Joe Biden has announced new steps to ban oil and gas drilling in the Arctic Ocean and limit onshore drilling in Alaska, as his administration reportedly prepares to approve a huge new oilfield in the state.
Nearly 3m acres (1.2m hectares) of the Beaufort Sea in the Arctic Ocean will be “indefinitely off limits” for oil and gas leasing, effectively closing off US Arctic waters to oil exploration.
In addition to the drilling ban, the government will put forward new protections for more than 13 million acres of “ecologically sensitive” areas within Alaska’s petroleum reserve, the administration announced on Sunday.
In total, 16m acres in Alaska and the Arctic Ocean will be protected from oil drilling.
The new measures come as sources speaking to Reuters and the New York Times said the Biden administration would on Monday approve ConocoPhillips’ massive Willow oil project.
Willow would be the biggest new oilfield in decades in Alaska, producing up to 180,000 barrels a day, according to ConocoPhillips.
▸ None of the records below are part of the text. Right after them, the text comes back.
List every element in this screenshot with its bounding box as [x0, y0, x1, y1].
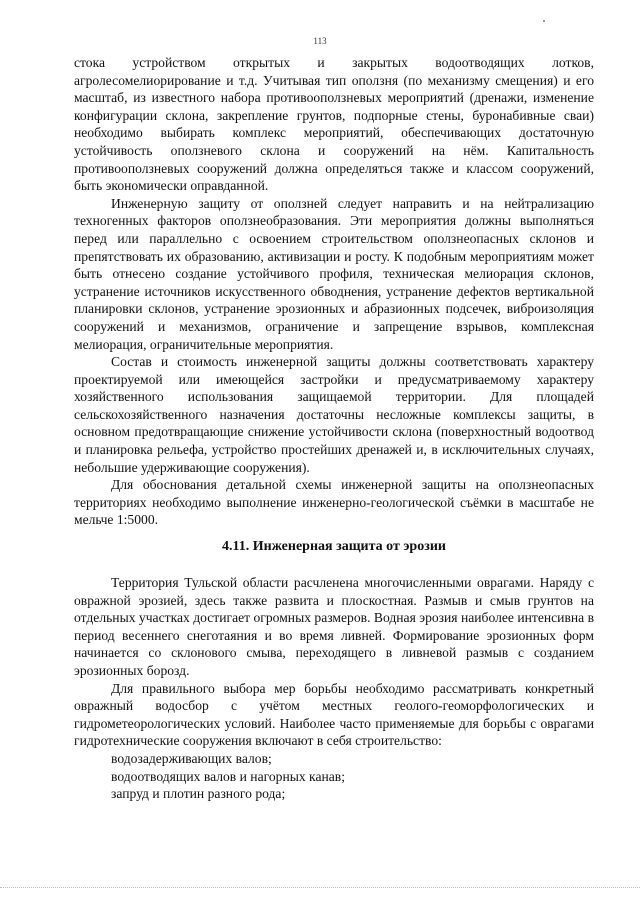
scan-speck [543, 20, 545, 22]
paragraph: Для правильного выбора мер борьбы необходимо рассматривать конкретный овражный водосбор с учётом местных геолого-геоморфологических и гидрометеорологических условий. Наиболее часто применяемые для борьбы с оврагами гидротехнические сооружения включают в себя строительство: [74, 680, 594, 749]
page-body [74, 54, 594, 803]
paragraph: Для обоснования детальной схемы инженерной защиты на оползнеопасных территориях необходимо выполнение инженерно-геологической съёмки в масштабе не мельче 1:5000. [74, 477, 594, 528]
section-heading: 4.11. Инженерная защита от эрозии [222, 539, 446, 555]
scan-bottom-edge [0, 887, 640, 888]
page-number: 113 [313, 36, 327, 46]
construction-list [74, 750, 594, 803]
paragraph: Состав и стоимость инженерной защиты должны соответствовать характеру проектируемой или имеющейся застройки и предусматриваемому характеру хозяйственного использования защищаемой территории. Для площадей сельскохозяйственного назначения достаточны несложные комплексы защиты, в основном предотвращающие снижение устойчивости склона (поверхностный водоотвод и планировка рельефа, устройство простейших дренажей и, в исключительных случаях, небольшие удерживающие сооружения). [74, 354, 594, 475]
paragraph-continuation: стока устройством открытых и закрытых водоотводящих лотков, агролесомелиорирование и т.д. Учитывая тип оползня (по механизму смещения) и его масштаб, из известного набора противооползневых мероприятий (дренажи, изменение конфигурации склона, закрепление грунтов, подпорные стены, буронабивные сваи) необходимо выбирать комплекс мероприятий, обеспечивающих достаточную устойчивость оползневого склона и сооружений на нём. Капитальность противооползневых сооружений должна определяться также и классом сооружений, быть экономически оправданной. [74, 55, 594, 194]
paragraph: Инженерную защиту от оползней следует направить и на нейтрализацию техногенных факторов оползнеобразования. Эти мероприятия должны выполняться перед или параллельно с освоением строительством оползнеопасных склонов и препятствовать их образованию, активизации и росту. К подобным мероприятиям может быть отнесено создание устойчивого профиля, техническая мелиорация склонов, устранение источников искусственного обводнения, устранение дефектов вертикальной планировки склонов, устранение эрозионных и абразионных подсечек, виброизоляция сооружений и механизмов, ограничение и запрещение взрывов, комплексная мелиорация, ограничительные мероприятия. [74, 195, 594, 352]
list-item: запруд и плотин разного рода; [111, 786, 286, 802]
list-item: водозадерживающих валов; [111, 750, 272, 766]
paragraph: Территория Тульской области расчленена многочисленными оврагами. Наряду с овражной эрозией, здесь также развита и плоскостная. Размыв и смыв грунтов на отдельных участках достигает огромных размеров. Водная эрозия наиболее интенсивна в период весеннего снеготаяния и во время ливней. Формирование эрозионных форм начинается со склонового смыва, переходящего в ливневой размыв с созданием эрозионных борозд. [74, 575, 594, 678]
list-item: водоотводящих валов и нагорных канав; [111, 768, 345, 784]
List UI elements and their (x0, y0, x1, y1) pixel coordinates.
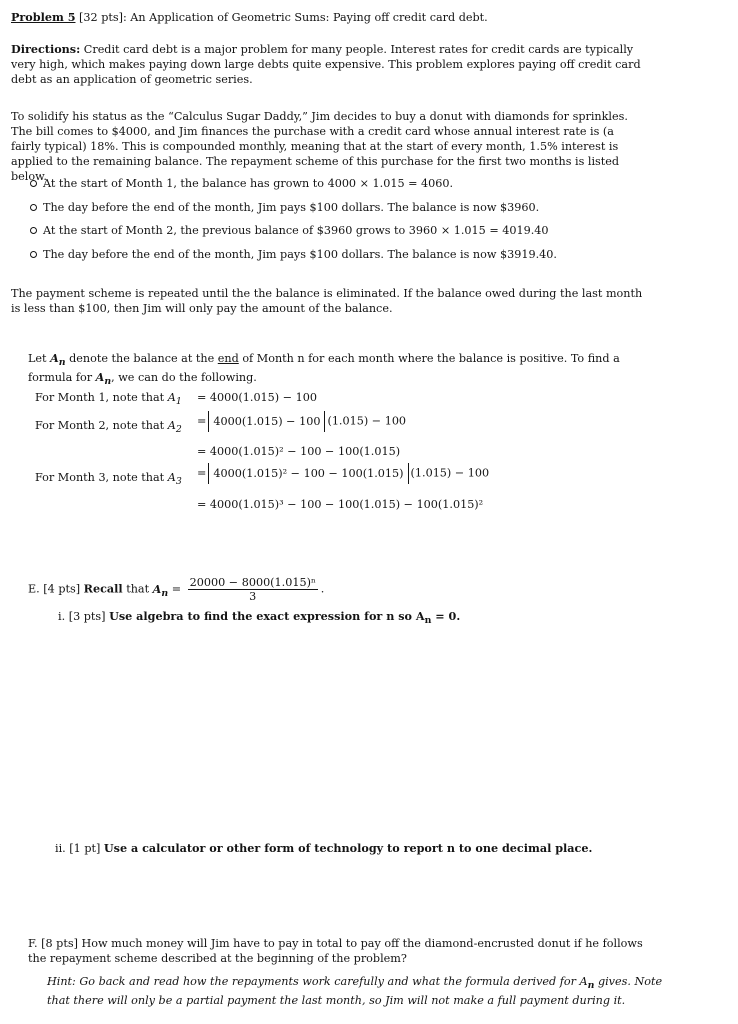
part-e-text: that (126, 582, 150, 596)
a1-symbol: $A_1$ (167, 391, 182, 408)
derivation-intro-text: of Month n for each month where the balance is positive. To find a formula for (28, 352, 620, 385)
part-e-points: [4 pts] (43, 582, 81, 596)
month3-outer: (1.015) − 100 (410, 466, 490, 480)
equals-sign: = (197, 414, 207, 428)
formula-fraction (188, 576, 318, 603)
part-e-i-points: [3 pts] (68, 610, 106, 623)
part-f-text: How much money will Jim have to pay in total to pay off the diamond-encrusted donut if he follows the repayment scheme described at the beginning of the problem? (28, 937, 643, 965)
month3-expression (197, 463, 489, 484)
problem-title-text: : An Application of Geometric Sums: Paying off credit card debt. (122, 11, 488, 24)
formula-denominator: 3 (249, 590, 257, 603)
month2-expression (197, 411, 406, 432)
month1-expression: = 4000(1.015) − 100 (197, 391, 317, 404)
list-item: At the start of Month 1, the balance has grown to 4000 × 1.015 = 4060. (11, 176, 557, 200)
hint-text: Hint: Go back and read how the repayments work carefully and what the formula derived for A (47, 975, 588, 988)
a-n-symbol: $A_n$ (95, 370, 112, 388)
equals-sign: = (197, 466, 207, 480)
hint-text-end: gives. Note that there will only be a partial payment the last month, so Jim will not make a full payment during it. (47, 975, 663, 1008)
recall-word: Recall (83, 581, 123, 596)
part-e-i-label: i. (58, 610, 66, 623)
a2-symbol: $A_2$ (167, 419, 182, 436)
month1-label: For Month 1, note that (35, 391, 165, 404)
repayment-list (11, 176, 557, 270)
a3-symbol: $A_3$ (167, 471, 182, 488)
month1-row (35, 390, 182, 409)
problem-label: Problem 5 (11, 10, 76, 24)
derivation-intro-text: denote the balance at the (65, 352, 218, 365)
derivation-intro (28, 351, 658, 389)
intro-paragraph: To solidify his status as the “Calculus Sugar Daddy,” Jim decides to buy a donut with diamonds for sprinkles. The bill comes to $4000, and Jim finances the purchase with a credit card whose annual interest rate is (a fairly typical) 18%. This is compounded monthly, meaning that at the start of every month, 1.5% interest is applied to the remaining balance. The repayment scheme of this purchase for the first two months is listed below. (11, 110, 628, 183)
end-word: end (217, 352, 239, 365)
list-item: The day before the end of the month, Jim pays $100 dollars. The balance is now $3960. (11, 200, 557, 224)
part-f-label: F. (28, 937, 38, 950)
part-f-hint: Hint: Go back and read how the repayments work carefully and what the formula derived for $A_n$ gives. Note that there will only be a partial payment the last month, so Jim will not make a full payment during it. (47, 975, 663, 1008)
part-e-i-text: Use algebra to find the exact expression for n so A (109, 609, 425, 623)
month2-simplified: = 4000(1.015)² − 100 − 100(1.015) (197, 445, 401, 458)
directions-paragraph (11, 42, 651, 87)
formula-numerator: 20000 − 8000(1.015)ⁿ (189, 576, 316, 589)
part-e-ii-label: ii. (55, 842, 66, 855)
part-e-i: i. [3 pts] Use algebra to find the exact expression for n so $A_n = 0$. (58, 609, 461, 627)
problem-points: [32 pts] (79, 11, 123, 24)
part-f (28, 936, 664, 966)
directions-text: Credit card debt is a major problem for many people. Interest rates for credit cards are typically very high, which makes paying down large debts quite expensive. This problem explores paying off credit card debt as an application of geometric series. (11, 43, 641, 86)
part-e-ii-text: Use a calculator or other form of technology to report n to one decimal place. (103, 841, 593, 855)
directions-label: Directions: (11, 42, 81, 56)
part-e-ii (55, 841, 592, 856)
derivation-intro-text: Let (28, 352, 51, 365)
month2-outer: (1.015) − 100 (327, 414, 407, 428)
a-n-symbol: $A_n$ (50, 351, 66, 369)
part-e-label: E. (28, 582, 40, 596)
list-item: The day before the end of the month, Jim pays $100 dollars. The balance is now $3919.40. (11, 247, 557, 271)
list-item: At the start of Month 2, the previous balance of $3960 grows to 3960 × 1.015 = 4019.40 (11, 223, 557, 247)
month2-row (35, 418, 182, 437)
part-e-i-end: = 0. (431, 609, 461, 623)
month2-bracket: 4000(1.015) − 100 (208, 411, 325, 432)
month3-bracket: 4000(1.015)² − 100 − 100(1.015) (208, 463, 408, 484)
problem-title (11, 10, 488, 25)
month3-label: For Month 3, note that (35, 471, 165, 484)
part-f-points: [8 pts] (41, 937, 78, 950)
month3-row (35, 470, 182, 489)
month2-label: For Month 2, note that (35, 419, 165, 432)
scheme-paragraph: The payment scheme is repeated until the the balance is eliminated. If the balance owed during the last month is less than $100, then Jim will only pay the amount of the balance. (11, 287, 643, 315)
a-n-symbol: $A_n$ (152, 581, 169, 599)
derivation-intro-text: , we can do the following. (111, 371, 257, 385)
month3-simplified: = 4000(1.015)³ − 100 − 100(1.015) − 100(1.015)² (197, 498, 484, 511)
part-e: E. [4 pts] Recall that $A_n$ = $\frac{\text{20000 − 8000(1.015)ⁿ}}{3}$ . (28, 576, 325, 603)
part-e-ii-points: [1 pt] (69, 842, 101, 855)
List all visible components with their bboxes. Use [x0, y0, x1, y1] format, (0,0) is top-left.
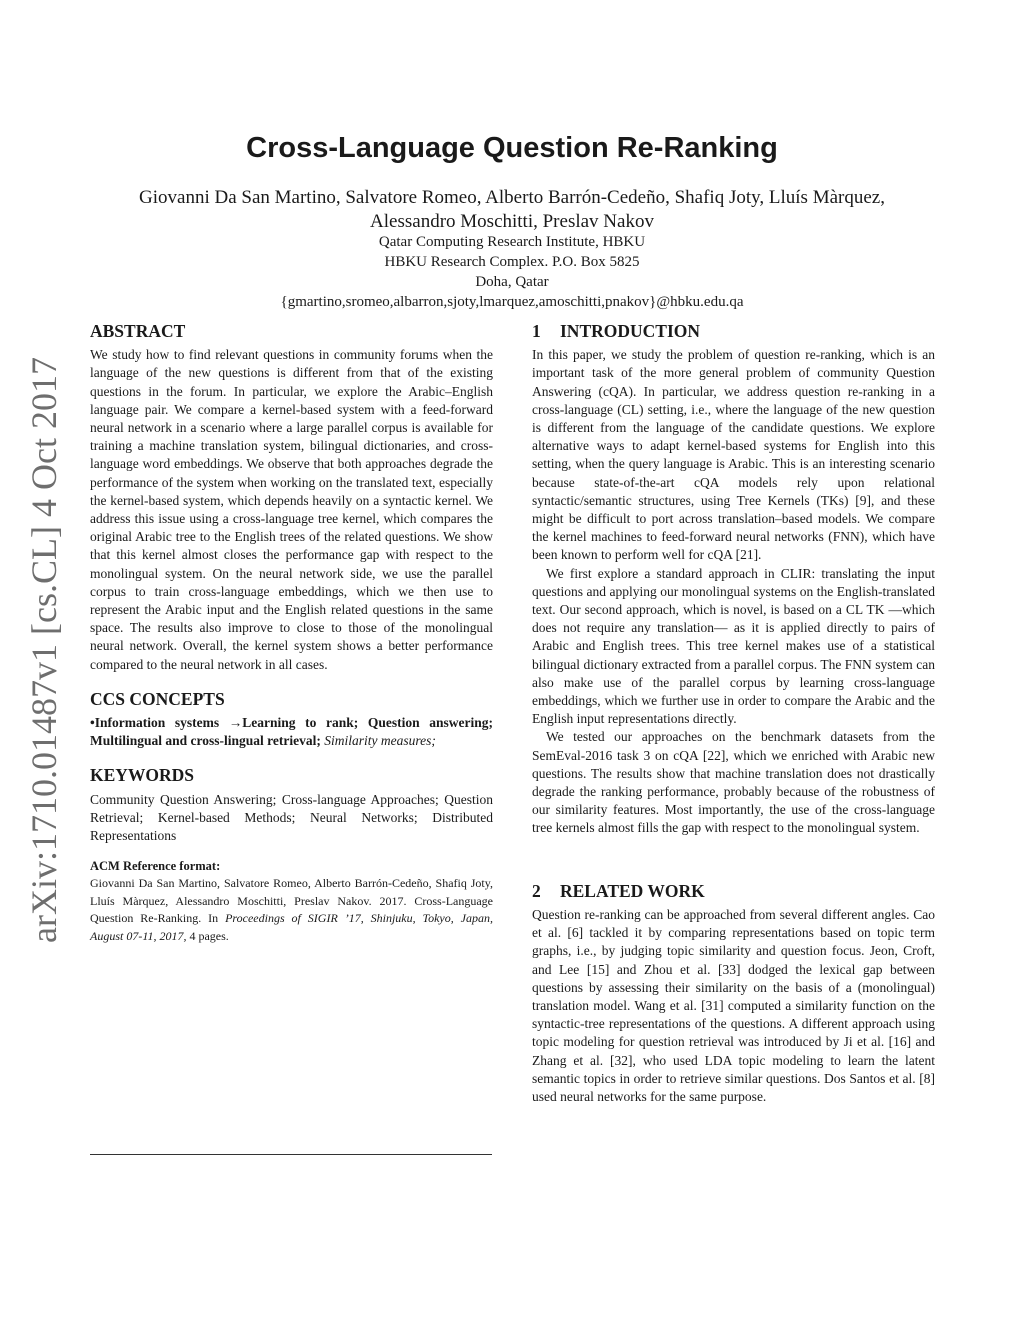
left-column — [90, 322, 493, 945]
introduction-number: 1 — [532, 321, 541, 341]
footnote-rule — [90, 1154, 492, 1155]
affiliation-emails: {gmartino,sromeo,albarron,sjoty,lmarquez,amoschitti,pnakov}@hbku.edu.qa — [280, 294, 744, 310]
affiliation-address: HBKU Research Complex. P.O. Box 5825 — [384, 254, 640, 270]
affiliation-block — [100, 232, 924, 312]
related-work-number: 2 — [532, 880, 541, 901]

It is fiercely opposed by environmentalists.
It would be located inside the National Petroleum Reserve-Alaska, a 23m acre area on the state’s North Slope that is the largest tract of undisturbed public land in the US.
An environmental group said the new protections announced on Sunday did not go far enough and the government should stop oil and gas developments to help fight climate change.
“It’s insulting that Biden thinks this will change our minds about the Willow project,” said Kristen Monsell, a senior attorney at the Center for Biological Diversity.
“Protecting one area of the Arctic so you can destroy another doesn’t make sense, and it won’t help the people and wildlife who will be upended by the Willow project.”